HERMAN VAN ROMPUY President of the European Council. REUTERS
The numbers game
In his draft for the multi-annual financial framework for 2014-20 published yesterday (14 November), Herman Van Rompuy, the president of the European Council, proposed cuts of €75 billion to the European Commission's proposal of €1,033bn in spending. Cyprus, which had produced previous drafts, had proposed reductions of €50bn.
Van Rompuy proposed €15bn less for cohesion policy, bringing it to €309bn, and €14.5bn less for agricultural policy, down to €364.47bn. This includes a reduction of €7.15bn in rural development (bringing it to €83.67bn). At the same time, the latest proposal raises the cap on cohesion funding from 2.36% of a country's gross national product to 2.4%.
Van Rompuy's version also restores certain funding lines that had been cut by Cyprus, holder of the rotating presidency of the Council of Ministers, in its draft MFF. The Connecting Europe facility, which provides investments for infrastructure projects, has been raised to €46.25bn, €10bn more than in the Cyprus proposal. This includes €10bn in financing from the EU's cohesion fund, a contribution which Cyprus had proposed to cut to €7bn.

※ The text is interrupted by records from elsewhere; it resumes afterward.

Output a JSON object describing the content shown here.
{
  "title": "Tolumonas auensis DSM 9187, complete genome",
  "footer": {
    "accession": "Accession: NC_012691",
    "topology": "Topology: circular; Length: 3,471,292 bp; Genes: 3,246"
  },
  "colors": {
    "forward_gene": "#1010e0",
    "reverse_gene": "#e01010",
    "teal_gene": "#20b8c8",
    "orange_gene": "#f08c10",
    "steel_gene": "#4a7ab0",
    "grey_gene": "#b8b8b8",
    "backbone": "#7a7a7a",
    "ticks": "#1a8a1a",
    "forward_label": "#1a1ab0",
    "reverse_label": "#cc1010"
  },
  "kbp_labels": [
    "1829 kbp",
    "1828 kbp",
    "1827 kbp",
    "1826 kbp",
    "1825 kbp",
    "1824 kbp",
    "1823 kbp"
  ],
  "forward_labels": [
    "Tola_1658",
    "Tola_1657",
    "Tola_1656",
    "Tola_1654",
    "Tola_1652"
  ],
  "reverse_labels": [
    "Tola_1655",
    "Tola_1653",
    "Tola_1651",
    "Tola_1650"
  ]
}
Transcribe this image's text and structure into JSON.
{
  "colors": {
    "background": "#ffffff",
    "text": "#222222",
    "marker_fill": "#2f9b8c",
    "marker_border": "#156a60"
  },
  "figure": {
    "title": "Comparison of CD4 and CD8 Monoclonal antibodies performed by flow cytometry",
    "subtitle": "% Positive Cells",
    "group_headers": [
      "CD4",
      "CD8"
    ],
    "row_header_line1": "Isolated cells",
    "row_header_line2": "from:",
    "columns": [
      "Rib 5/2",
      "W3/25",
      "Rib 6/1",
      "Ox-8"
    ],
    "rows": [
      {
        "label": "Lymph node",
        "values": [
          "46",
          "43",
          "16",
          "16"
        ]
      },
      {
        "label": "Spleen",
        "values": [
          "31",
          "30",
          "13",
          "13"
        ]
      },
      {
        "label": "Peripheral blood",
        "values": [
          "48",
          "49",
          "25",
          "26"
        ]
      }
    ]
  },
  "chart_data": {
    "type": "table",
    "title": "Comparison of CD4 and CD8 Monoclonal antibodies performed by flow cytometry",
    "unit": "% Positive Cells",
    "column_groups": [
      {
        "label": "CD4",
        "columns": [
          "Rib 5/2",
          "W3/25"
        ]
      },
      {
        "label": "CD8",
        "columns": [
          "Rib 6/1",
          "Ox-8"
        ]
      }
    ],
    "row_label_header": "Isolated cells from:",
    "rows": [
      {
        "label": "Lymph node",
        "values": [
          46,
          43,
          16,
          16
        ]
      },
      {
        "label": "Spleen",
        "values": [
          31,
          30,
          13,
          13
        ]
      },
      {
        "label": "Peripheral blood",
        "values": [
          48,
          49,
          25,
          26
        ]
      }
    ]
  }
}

Sweden's rebate would drop by €25 million to €325m, while the German rebate would rise by €300m to €2.8bn and the Dutch rebate by €100m to €1.15bn. The UK's rebate would remain untouched, although its financing would be more evenly spread among all member states.
The latest draft MFF also contains a list of specific savings in administrative spending, including a 40-hour working week for EU staff, the continuation of a solidarity levy on staff salaries, a later retirement age, of 65, and restrictions on early retirement.
The European Development Fund, which is technically outside the EU budget but whose size is set as part of the MFF negotiations, faces a €3bn cut from the €30bn proposed by the Commission (Cyprus's draft contained no overall figure for the EDF).